- Date: July 18 – August 14, 2009;
- Location: West Kelowna and surrounding area

Statistics
- Burned area: 9,877 hectares (24,410 acres) total;
- Land use: Parkland, Rural

Impacts
- Structures lost: 4

Ignition
- Cause: Suspected human cause

= West Kelowna wildfires =

2009 wildfires in British Columbia, Canada

On July 18, 2009, 3 wildfires broke out around the city of West Kelowna, British Columbia during extremely dry and windy conditions. Over 20,000 people were evacuated as a result of the fires. 9877 ha of forest was burned along with 4 buildings.
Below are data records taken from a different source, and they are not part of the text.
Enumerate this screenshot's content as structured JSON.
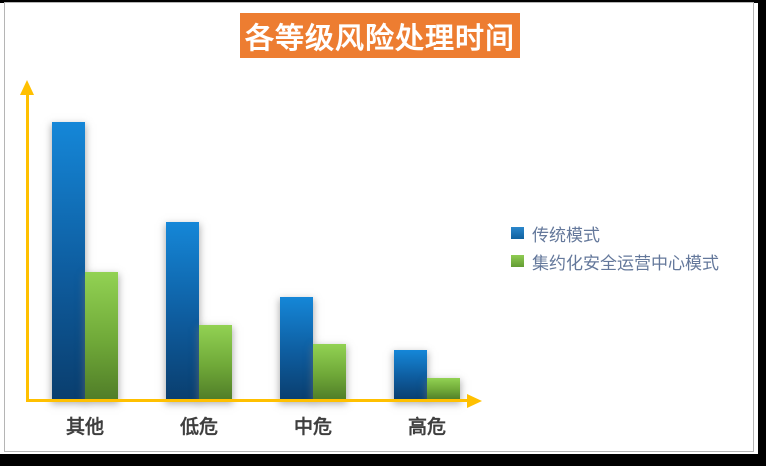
{
  "title": {
    "text": "各等级风险处理时间"
  },
  "legend": {
    "items": [
      {
        "label": "传统模式",
        "color_top": "#2B87CC",
        "color_bottom": "#10619F"
      },
      {
        "label": "集约化安全运营中心模式",
        "color_top": "#8FCC52",
        "color_bottom": "#639C33"
      }
    ]
  },
  "chart_data": {
    "type": "bar",
    "title": "各等级风险处理时间",
    "categories": [
      "其他",
      "低危",
      "中危",
      "高危"
    ],
    "series": [
      {
        "name": "传统模式",
        "values": [
          100,
          64,
          37,
          18
        ],
        "color_top": "#1587D8",
        "color_mid": "#0E5C9E",
        "color_bottom": "#0A3E6E"
      },
      {
        "name": "集约化安全运营中心模式",
        "values": [
          46,
          27,
          20,
          8
        ],
        "color_top": "#92D253",
        "color_mid": "#6FA838",
        "color_bottom": "#507D28"
      }
    ],
    "xlabel": "",
    "ylabel": "",
    "ylim": [
      0,
      100
    ],
    "grid": false,
    "legend_position": "right",
    "axis_color": "#FFC000",
    "banner_color": "#ED7D31",
    "note": "No numeric tick labels or gridlines are shown; values are relative bar heights with the tallest bar = 100."
  }
}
All 3 fires were suspected as human caused but the exact ignition source is still unknown.

==Fires==

===Glenrosa Fire===
The Glenrosa Fire started at around 2:30 pm above the Glenrosa subdivision in West Kelowna, British Columbia. The fire quickly exploded due to extremely dry conditions and heavy down slope winds. The fire posed an immediate threat to the entire subdivision, over 4,500 homes were evacuated affecting over 10,000 people. Incredibly, only 4 homes were lost and the fire was quickly contained a few days later after burning 400 ha acres of forest.

===Rose Valley Fire===
The Rose Valley Fire started at around 7:30 pm, July 18, 2009, behind the Rose Valley subdivision on the east side of West Kelowna. The fire burned aggressively overnight and was estimated at 150 hectares by 9:00 pm, July 19. Over 8,000 people were evacuated but no structures were lost or damaged. Fire activity remained minimal and it was fully contained a few days later. Total area burnt 200 ha.

===Terrace Mountain Fire===
The Terrace Mountain Fire started at around 5:30 pm, July 18, 2009, in the mountains behind Fintry, British Columbia, just north of West Kelowna. The fire was considered to be the least threatening of the 3 fires and burned with minimal suppression efforts for the first 12 hours. Resources on site include 70 firefighters, 4 water-bucketing helicopters, heavy equipment and air tankers. There are no evacuations or alerts at this point although the fire is moving east towards Okanagan lake. Total area burnt 9877 ha.

====Timeline of the Terrace Mountain Fire====
- July 18;
- The Terrace Mountain Fire started at around 5:30 pm

- July 19;
- The Terrace Mountain Fire grows to 875 hectares by 9:00 pm.
- Dense dry fuels, high temperatures, low humidity and moderate winds contribute to the fires growth.
- 9:00 am, minimal growth reported overnight, now 30% contained.
- 9:00 pm, fire grows to 1,300 hectares.
- 10:00 pm, the fire grows to 1,050 hectares and is 15-20% contained.

- July 21;
- 9:00 am, the fire did not grow overnight. Evacuation alerts are in place for residents in the back country west of Fintry.

- July 22;
- 9:00 am, fire estimated at 2000 hectares.
- 12:00 pm, 13 people evacuated from Fintry High Farm. 2,200 people along Westside Road communities are now under evacuation alert.

- July 23;
- 5:00 am, extreme fire activity reported.
- 8:00 am, fire estimated at 4,000 hectares. 2,200 people now on evacuation order.

- July 24–31;
- 9:00 am, rain slows fire growth. Now estimated at 4,400 hectares.

- August 1;
- The fire is now 90% contained. Fire is still estimated at 4,400 hectares.
- A massive flare up on the east flank sends the fire burning towards the lake. 1,200 people are placed on an evacuation order and another 2,500 on evacuation alert.

- August 2–13;
- 8:00 am, the fire is now estimated at 7,000 hectares. 2,700 residents are on evacuation order.
- The fire is officially mapped at 7,500 hectares, activity remains minimal.
- Cool weather helps with fire suppression efforts. The fire is now 9000 hectares in size and is 75% contained.

- August 14;
- Heavy rains suppress the Terrace Mountain Fire, final size is 9277 hectares.